We can trace the genre’s origin back to Black Sabbath’s titular album in 1970, giving life to a kind of music composed of abrasive lyricism, fast, heavy blues guitar and screamed lines. Judas Priest, exactly a decade later, took the same formula, made it “campier” and gifted the world with the absolute classic masterpiece that is British Steel. It’s because of them, because of the gay frontman Rob Halford, that heavy metal adopted leather jackets and chains as its signature look. A look, make no mistake, that Halford based on what was in vogue in the ‘70s at London’s gay clubs. Unfortunately, the hostile climate would painfully force him into the closet, feeding his substance abuse and addiction, for a great part of his early career; it’s only in 1998 that Halford decided to come out in an MTV interview, forcing many fans to deal with personal issues and beliefs they were not ready to confront.
With the ‘80s and hair metal, other than a change in wardrobe (with tall hairstyles and tight pants), there’s also a rise in patriarchal views. It’s a weird time, filled with misogyny and homophobia, often associated with AIDS-related insults, but still with exceptions to this climate. The pop-metal pioneers Faith No More and their gay guitarist Roddy Bottum shocked the stiff mainstream press with explicit releases.
Like all the other genres seen so far, then, even in metal change is slow and fickle in its flow.

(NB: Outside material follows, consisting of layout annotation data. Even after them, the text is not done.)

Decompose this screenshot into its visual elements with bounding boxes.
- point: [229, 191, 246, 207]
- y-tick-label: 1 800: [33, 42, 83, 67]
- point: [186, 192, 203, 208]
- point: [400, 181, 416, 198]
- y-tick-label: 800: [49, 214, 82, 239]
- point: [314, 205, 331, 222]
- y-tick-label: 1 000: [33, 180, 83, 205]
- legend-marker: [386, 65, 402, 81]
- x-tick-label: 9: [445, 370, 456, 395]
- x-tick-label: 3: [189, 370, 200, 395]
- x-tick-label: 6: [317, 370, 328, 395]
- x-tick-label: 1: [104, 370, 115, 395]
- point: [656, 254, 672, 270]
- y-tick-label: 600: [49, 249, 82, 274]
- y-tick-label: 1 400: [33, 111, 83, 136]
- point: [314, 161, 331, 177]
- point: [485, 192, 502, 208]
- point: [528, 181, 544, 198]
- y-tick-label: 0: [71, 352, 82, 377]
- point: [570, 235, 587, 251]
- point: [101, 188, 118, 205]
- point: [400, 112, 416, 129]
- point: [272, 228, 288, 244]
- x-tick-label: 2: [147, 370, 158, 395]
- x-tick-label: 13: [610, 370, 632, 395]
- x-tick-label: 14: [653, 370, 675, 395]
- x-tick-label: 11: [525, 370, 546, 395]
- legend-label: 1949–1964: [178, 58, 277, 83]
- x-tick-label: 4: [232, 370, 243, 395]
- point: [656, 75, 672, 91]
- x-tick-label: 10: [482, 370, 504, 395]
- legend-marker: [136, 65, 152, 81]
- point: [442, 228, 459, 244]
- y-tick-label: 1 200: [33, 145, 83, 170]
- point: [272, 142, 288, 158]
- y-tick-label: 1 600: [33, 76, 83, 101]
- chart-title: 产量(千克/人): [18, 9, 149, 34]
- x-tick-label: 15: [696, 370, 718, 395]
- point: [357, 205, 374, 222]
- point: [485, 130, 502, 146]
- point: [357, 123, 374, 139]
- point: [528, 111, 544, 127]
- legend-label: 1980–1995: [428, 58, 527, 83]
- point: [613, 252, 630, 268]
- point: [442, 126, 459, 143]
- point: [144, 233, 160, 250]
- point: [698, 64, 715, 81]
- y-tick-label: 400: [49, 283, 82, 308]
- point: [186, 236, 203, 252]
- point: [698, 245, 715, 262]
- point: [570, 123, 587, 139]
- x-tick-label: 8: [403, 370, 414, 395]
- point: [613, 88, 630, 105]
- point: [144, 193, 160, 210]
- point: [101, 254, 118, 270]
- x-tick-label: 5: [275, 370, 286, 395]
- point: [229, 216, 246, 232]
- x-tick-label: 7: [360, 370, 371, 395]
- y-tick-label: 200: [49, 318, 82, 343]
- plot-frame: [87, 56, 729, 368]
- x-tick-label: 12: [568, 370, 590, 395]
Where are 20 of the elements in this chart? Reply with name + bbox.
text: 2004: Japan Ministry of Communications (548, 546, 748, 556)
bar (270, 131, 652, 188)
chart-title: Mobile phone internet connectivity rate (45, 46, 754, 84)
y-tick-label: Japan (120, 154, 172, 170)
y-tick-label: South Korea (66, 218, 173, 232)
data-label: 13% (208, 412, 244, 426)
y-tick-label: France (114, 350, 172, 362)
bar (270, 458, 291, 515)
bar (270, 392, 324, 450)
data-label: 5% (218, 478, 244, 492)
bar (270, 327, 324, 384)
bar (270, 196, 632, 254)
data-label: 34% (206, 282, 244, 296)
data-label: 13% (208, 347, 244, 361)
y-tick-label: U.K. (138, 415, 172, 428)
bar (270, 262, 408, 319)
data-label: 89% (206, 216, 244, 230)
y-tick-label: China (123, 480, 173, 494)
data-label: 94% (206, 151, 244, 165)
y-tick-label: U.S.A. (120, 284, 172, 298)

Through the 21st century, more and more people started accepting the diversity that the metal scene presented, a sight merely reflective of the situation of the rest of the world: today, being queer in metal no longer relegates performers and musicians to any kind of restrictions.
Throughout this piece, a little revisionist operation has taken place, because the term “queer” didn’t always have the meaning it has today. It’s effectively the imposition of a new idea onto a time period where the word was (to put it simply) a derogatory term against gays. But the ‘80s, together with the overtaking by the dance of the music scene, saw the appropriation of the word “queer” in a form of rebellious activism, essentially stripping it of its hateful powers, at least in part. Queerness is something people should just be able to “try on” without questions from those around them.
It’s difficult then, to find a precise moment and define it as the start of queerness in music, defining it as the instance that broke away from the past and gave space to a judgment-free era. It’s difficult because it doesn’t really exist: queerness and music are nothing more than a perpetual dance of mutual influence with history.